Everyone seems to agree (though there are conflicting theories on why) that attaining a college education is crucial for landing the job you want. More and more students are enrolling at 4-year universities, and the racial and ethnic makeup of college graduates is getting decidedly more diverse. In 2012, a record one third of 25-29 year olds in the United States have completed a bachelor’s degree. Between 2009 and 2019, enrollment in postsecondary institutions is expected to increase by 15%, despite the rising cost of tuition. This means that more students will be in more debt upon graduation.

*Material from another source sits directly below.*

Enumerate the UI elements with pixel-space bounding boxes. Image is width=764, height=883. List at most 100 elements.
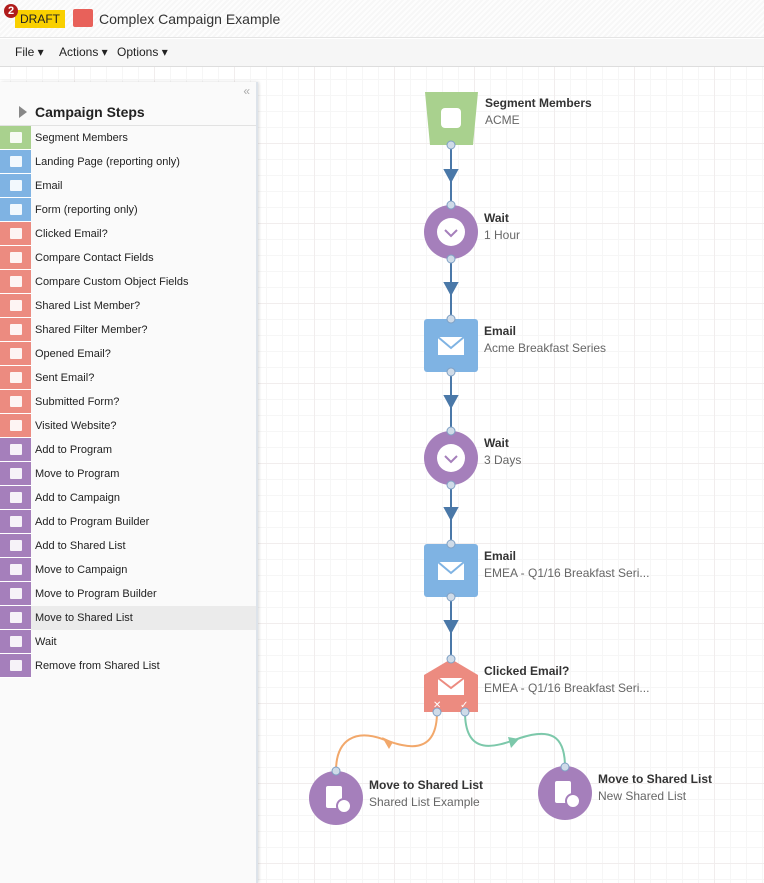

It’s hard to lay the blame in one direction. Tighter state budgets which resulted in higher tuitions (which could be raised with little to no repercussions), the gradual shift from responsibility of payment from government to families as federal programs were slashed and cut — are all contributing factors. Though President Obama stressed the need for affordability in education in his January 2012 State of Union address, he has done little to push the cause. In fact, ten months later, he cut access to Pell Grants by 33%.
In 2012, the Student Loan Forgiveness Act (H.R. 4170) offered a solution — a 10 for 10 deal, 10 years of timely payments of 10% of one's discretionary income, and then the remainder of your loans would be forgiven. The bill died. Fortunately, lawmakers haven't quit trying. Five days ago, Representative Karen Bass reintroduced the 10 for 10 plan in H.R. 1330, The Student Loan Fairness Act. The bill also includes caps on federal interest rates and refinancing for private borrowers.
Unfortunately, the bill was referred to committee, which means it has very little chance of being passed. Sadly, it seems that the Obama administration is just not prioritizing education.